I'm using SpaCy to process a series of sentences and return the five most common words in each sentence. My goal is to store the output of that frequency analysis (using Counter) in a column beside each corresponding sentence. I think this is just the lack of coffee and sleep talking here, but I'm stuck on why this keeps outputting a dataframe that has the first value filling all the way down (and repeating) instead of unique values that match the output for the sentence itself.
Code:
# test_data is a Dataframe with three columns: a unique identifier, a title, and a sentence for each title. #
for value in test_data['desc']: # for each sentence in dataset
desc = nlp(value) # run spacy natural language processing on the description
words = [
token.text # for each token, etc
for token in desc
if not token.is_stop and not token.is_punct # essentially, just keywords, no filler
]
keys = list(Counter(words).most_common(5)) # store values from Counter
key_list = ", ".join(map(str, keys)) # convert list to string
test_data['key'] = key_list # carry list over to dataframe
The output I'm getting is something like:
| uniq | title | desc | key |
|---|---|---|---|
| 1 | Title one... | Sentence one.. | ('kword1', 12), ('kword2', 8), ('kword3', 7) |
| 2 | Title two... | Sentence two... | ('kword1', 12), ('kword2', 8), ('kword3', 7) |
| 3 | Title three... | Sentence three... | ('kword1', 12), ('kword2', 8), ('kword3', 7) |
| 4 | Title four ... | Sentence four... | ('kword1', 12), ('kword2', 8), ('kword3', 7) |
Where kword1, 2 and 3 all are perfect for the first row (eg, it's the correct output for Sentence One), but duplicated across all rows filling down (not the correct output for Sentence two, three, four).

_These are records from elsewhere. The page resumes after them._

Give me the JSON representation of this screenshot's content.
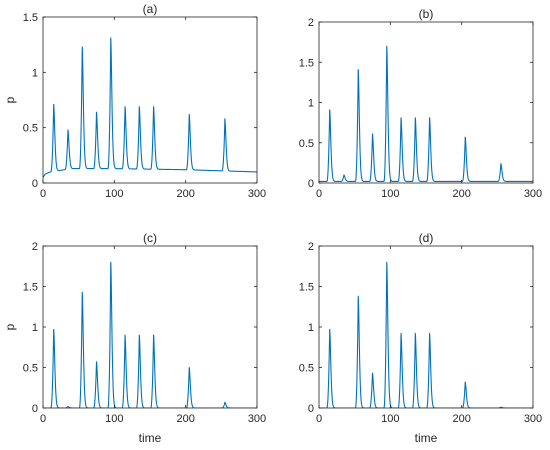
{
  "chart_data": [
    {
      "type": "line",
      "title": "(a)",
      "xlabel": "",
      "ylabel": "p",
      "xlim": [
        0,
        300
      ],
      "ylim": [
        0,
        1.5
      ],
      "xticks": [
        0,
        100,
        200,
        300
      ],
      "yticks": [
        0,
        0.5,
        1,
        1.5
      ],
      "ytick_labels": [
        "0",
        "0.5",
        "1",
        "1.5"
      ],
      "baseline": {
        "x": [
          0,
          3,
          10,
          40,
          100,
          200,
          300
        ],
        "y": [
          0.05,
          0.08,
          0.1,
          0.13,
          0.13,
          0.12,
          0.1
        ]
      },
      "peaks": {
        "x": [
          15,
          35,
          55,
          75,
          95,
          115,
          135,
          155,
          205,
          255
        ],
        "y": [
          0.71,
          0.48,
          1.23,
          0.64,
          1.31,
          0.69,
          0.69,
          0.69,
          0.62,
          0.58
        ]
      },
      "grid": false
    },
    {
      "type": "line",
      "title": "(b)",
      "xlabel": "",
      "ylabel": "",
      "xlim": [
        0,
        300
      ],
      "ylim": [
        0,
        2
      ],
      "xticks": [
        0,
        100,
        200,
        300
      ],
      "yticks": [
        0,
        0.5,
        1,
        1.5,
        2
      ],
      "ytick_labels": [
        "0",
        "0.5",
        "1",
        "1.5",
        "2"
      ],
      "baseline": {
        "x": [
          0,
          300
        ],
        "y": [
          0.02,
          0.02
        ]
      },
      "peaks": {
        "x": [
          15,
          35,
          55,
          75,
          95,
          115,
          135,
          155,
          205,
          255
        ],
        "y": [
          0.91,
          0.1,
          1.41,
          0.61,
          1.7,
          0.81,
          0.81,
          0.81,
          0.57,
          0.24
        ]
      },
      "grid": false
    },
    {
      "type": "line",
      "title": "(c)",
      "xlabel": "time",
      "ylabel": "p",
      "xlim": [
        0,
        300
      ],
      "ylim": [
        0,
        2
      ],
      "xticks": [
        0,
        100,
        200,
        300
      ],
      "yticks": [
        0,
        0.5,
        1,
        1.5,
        2
      ],
      "ytick_labels": [
        "0",
        "0.5",
        "1",
        "1.5",
        "2"
      ],
      "baseline": {
        "x": [
          0,
          300
        ],
        "y": [
          0.0,
          0.0
        ]
      },
      "peaks": {
        "x": [
          15,
          35,
          55,
          75,
          95,
          115,
          135,
          155,
          205,
          255
        ],
        "y": [
          0.97,
          0.02,
          1.43,
          0.57,
          1.8,
          0.9,
          0.9,
          0.9,
          0.5,
          0.07
        ]
      },
      "grid": false
    },
    {
      "type": "line",
      "title": "(d)",
      "xlabel": "time",
      "ylabel": "",
      "xlim": [
        0,
        300
      ],
      "ylim": [
        0,
        2
      ],
      "xticks": [
        0,
        100,
        200,
        300
      ],
      "yticks": [
        0,
        0.5,
        1,
        1.5,
        2
      ],
      "ytick_labels": [
        "0",
        "0.5",
        "1",
        "1.5",
        "2"
      ],
      "baseline": {
        "x": [
          0,
          300
        ],
        "y": [
          0.0,
          0.0
        ]
      },
      "peaks": {
        "x": [
          15,
          35,
          55,
          75,
          95,
          115,
          135,
          155,
          205,
          255
        ],
        "y": [
          0.97,
          0.0,
          1.38,
          0.43,
          1.8,
          0.92,
          0.92,
          0.92,
          0.32,
          0.01
        ]
      },
      "grid": false
    }
  ],
  "colors": {
    "trace": "#0072BD",
    "axes": "#262626"
  }
}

I'm not sure if this makes any sense and I'm a bit of a Python novice without a comp sci background/foundation so I am all ears for help. Thank you in advance!!
Your mistake is here:
test_data['key'] = key_list
You rewrite the entire column on each iteration.
You can use a function and let Pandas create the columns :
def count5(row):
desc = nlp(row)
words = [token.text for token in desc if not token.is_stop and not token.is_punct]
keys = list(Counter(words).most_common(5))
key_list = ", ".join(map(str, keys))
return key_list
test_data["key"] = test_data["desc"].map(count5)
Output:
>>> test_data
desc key
0 Recent years have brought a revolution in the ... ('languages', 2), ('Recent', 1), ('years', 1),...
1 The latest AI models are unlocking these areas... ('latest', 1), ('AI', 1), ('models', 1), ('unl...
2 The examples of NLP use cases in everyday live... ('examples', 1), ('NLP', 1), ('use', 1), ('cas...
3 Natural language processing algorithms emphasi... ('Natural', 1), ('language', 1), ('processing'...
4 The outline of NLP examples in real world for ... ('translation', 3), ('outline', 1), ('NLP', 1)...